Aparecido entrou depois de despachar o amigo e ficou pensando em tudo. Estava tranquilo. Mesmo desconfiando, como desconfiava de todos, considerava Vítor um amigo de verdade.
Por fim, sentou novamente na sala e observou os objetos. Não tinha filhos nem animais de estimação. E os seus afetos eram os seus objetos. Os penduricalhos com que fora presenteado de viagens dos amigos e familiares, os utensílios coloridos pendurados em sua cozinha americana, e, mais importante que tudo, as etiquetas das roupas que ele comprava nos shoppings e que encomendava pela Internet. Mais importante, sim, porque em uma das etiquetas, de havia cerca de quinze anos, de uma camisa azul e cor-de-rosa de grife, de que tanto ele gostava, ele avistou algo escrito com sua própria letra na cor vermelha por sobre o branco da etiqueta. Era uma data: dois do dois de dois mil e vinte; e, também, uma hora: vinte uma e quarenta e cinco.
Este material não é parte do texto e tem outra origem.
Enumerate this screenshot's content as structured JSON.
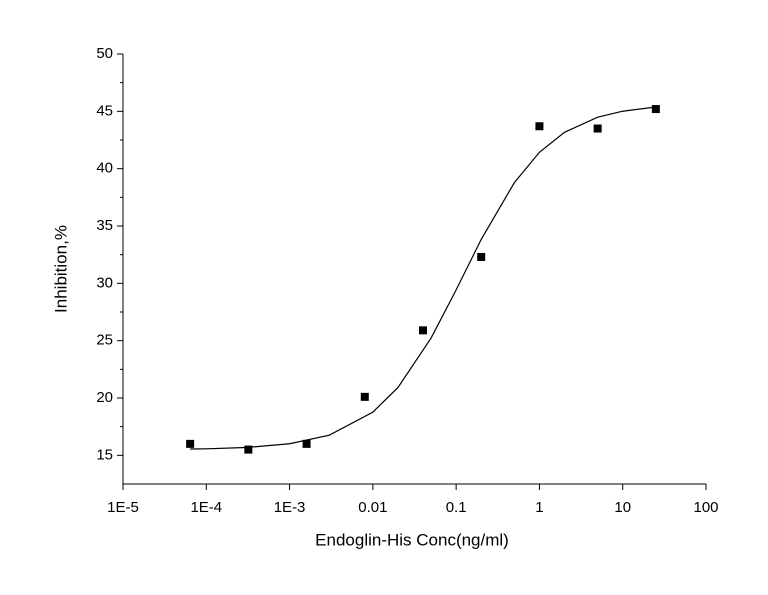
{
  "chart_data": {
    "type": "scatter",
    "x_label": "Endoglin-His Conc(ng/ml)",
    "y_label": "Inhibition,%",
    "xscale": "log",
    "xlim": [
      1e-05,
      100
    ],
    "ylim": [
      12.5,
      50
    ],
    "xticks": [
      {
        "value": 1e-05,
        "label": "1E-5"
      },
      {
        "value": 0.0001,
        "label": "1E-4"
      },
      {
        "value": 0.001,
        "label": "1E-3"
      },
      0.01,
      0.1,
      1,
      10,
      100
    ],
    "yticks": [
      15,
      20,
      25,
      30,
      35,
      40,
      45,
      50
    ],
    "series": [
      {
        "marker": "square",
        "color": "#000000",
        "x": [
          6.4e-05,
          0.00032,
          0.0016,
          0.008,
          0.04,
          0.2,
          1,
          5,
          25
        ],
        "values": [
          16.0,
          15.5,
          16.0,
          20.1,
          25.9,
          32.3,
          43.7,
          43.5,
          45.2
        ]
      },
      {
        "marker": "line",
        "color": "#000000",
        "x": [
          6.4e-05,
          0.0001,
          0.0003,
          0.001,
          0.003,
          0.01,
          0.02,
          0.05,
          0.1,
          0.2,
          0.5,
          1,
          2,
          5,
          10,
          25
        ],
        "values": [
          15.55,
          15.57,
          15.68,
          16.01,
          16.76,
          18.77,
          20.91,
          25.23,
          29.43,
          33.83,
          38.78,
          41.43,
          43.17,
          44.49,
          45.01,
          45.38
        ]
      }
    ]
  }
}
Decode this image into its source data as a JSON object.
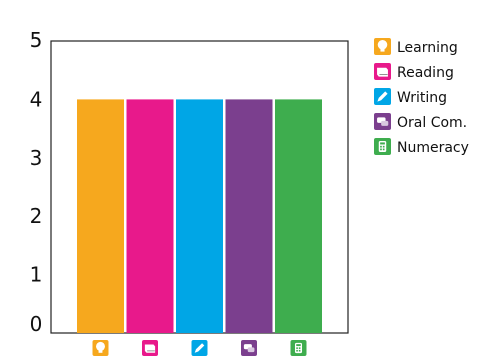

Aparecido levou um susto quando se lembrou. Era a data de sua morte. Era exatamente naquela data em que ele estava. Havia quinze anos, ele calculara o número de horas que ainda queria viver. O fim daquelas horas dava naquela data e naquele horário, que ele anotou na etiqueta. Calculando direito, Aparecido morreria, portanto, dentro de trinta e cinco minutos, se fosse conforme a vontade dele de outrora. Ele ficou estarrecido. Passou um calafrio em seu corpo. Resolveu sentar novamente no sofá e fumar. “Ah. Isso é besteira”. Disse a si mesmo, como quem buscasse uma prorrogação. Mas não. O tique-taque do relógio de parede tornou-se algo ensurdecedor aos seus ouvidos naqueles segundos que levavam às vinte e uma e quarenta e cinco, enquanto ele esperava passarem os minutos.
Até que, quando bateram nove horas e quarenta e cinco minutos cravados, ele pareceu ter desmaiado novamente, porém, desta vez, para nunca mais acordar. E o tique-taque se afogou no silêncio!